Perhaps what Lakens has in mind is as we expand the set of null hypothesis we are testing to some very large set the prior becomes maximally uninformative (and so alpha converges to the significance threshold), but this is deeply uncertain to me—and, besides, we want to know (and a reader might reasonably interpret the rider as being about) the likelihood of this policy getting the wrong result for the particular null hypothesis under discussion.
--
As I fear this thread demonstrates, p values are a subject which tends to get more opaque the more one tries to make them clear (only typically rivalled by ‘confidence interval’). They’re also generally much lower yield than most other bits of statistical information (i.e. we generally care a lot more about narrowing down the universe of possible hypotheses by effect size etc. rather than simply excluding one). The write-up should be welcomed for providing higher yield bits of information (e.g. effect sizes with CIs, regression coefficients, etc.) where it can.
Most statistical work never bothers to crisply explain exactly what it means by ‘significantly different (P = 0.03)’ or similar, and I think it is defensible to leave it at that rather than wading into the treacherous territory of trying to give a clear explanation (notwithstanding the fact the typical reader will misunderstand what this means). My attempt would be not to provide an ‘in-line explanation’, but offer an explanatory footnote (maybe after the first p value), something like this:
Thanks for this!
To clarify, this refers to those who actually changed causes, specifically, right?
For the “Mean cause rating and sub grouping” table, it would be helpful to have the total ratings too, for comparison, so we can see how veg*ns, meat eaters, men and women differ from the average.
Hi,
On your first point, yes you are correct. Among those who prioritized Global Poverty OR Animal Welfare AND changed causes, pluralities of them changed to AI.
On your second point, I’ve now added a column in the group membership and demographics tables that shows the average for the sample as a whole.
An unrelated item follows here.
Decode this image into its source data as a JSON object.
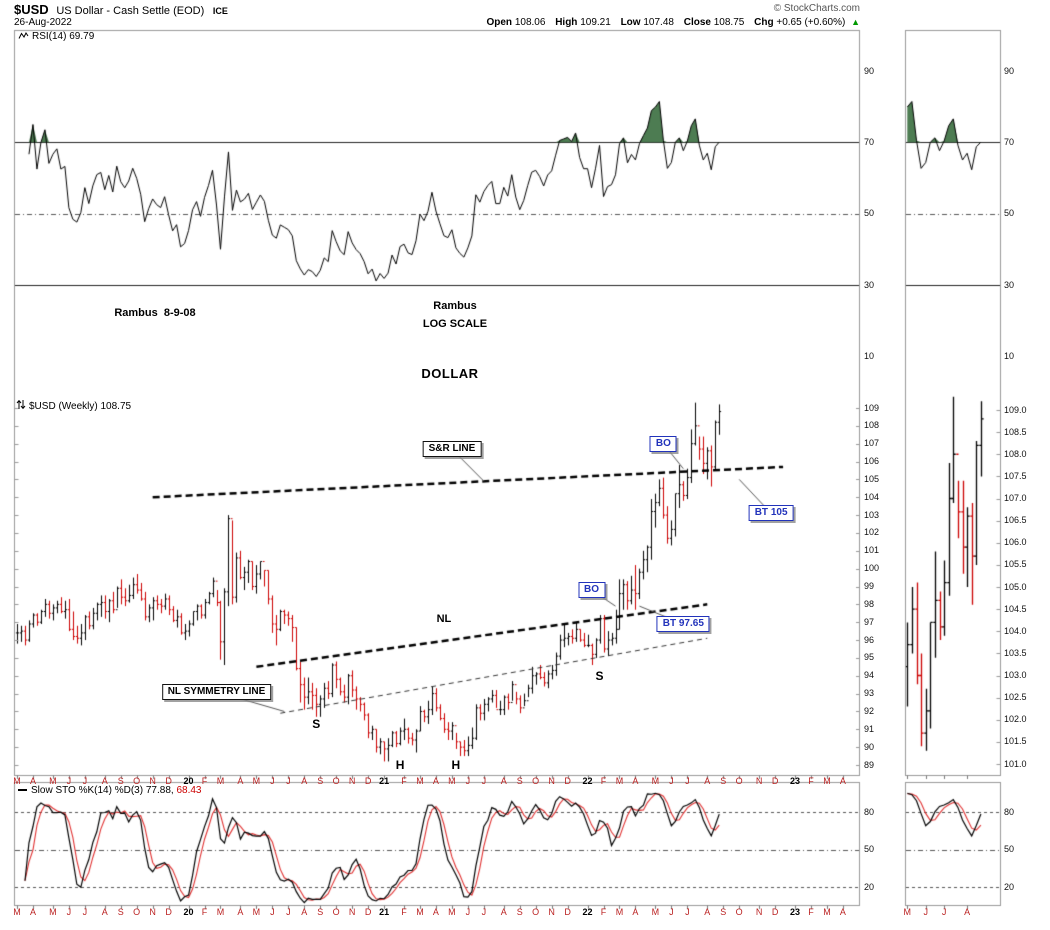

I hope this helps.
Thanks!
Thanks for this. I like the ribbon plots!
Did you by chance look at cause prio differences between countries and saw anything interesting? I dimly remember there used to be a trend along the lines of a bit more animal welfare in continental Europe, global poverty in UK and x-risk in the US.
Hi, thanks! We will explore cause prioritization and the geographic distribution of EAs in a forthcoming post. We tried to keep a narrower focus in this post, on involvement in EA and just a few demographics, as we did in last year’s post.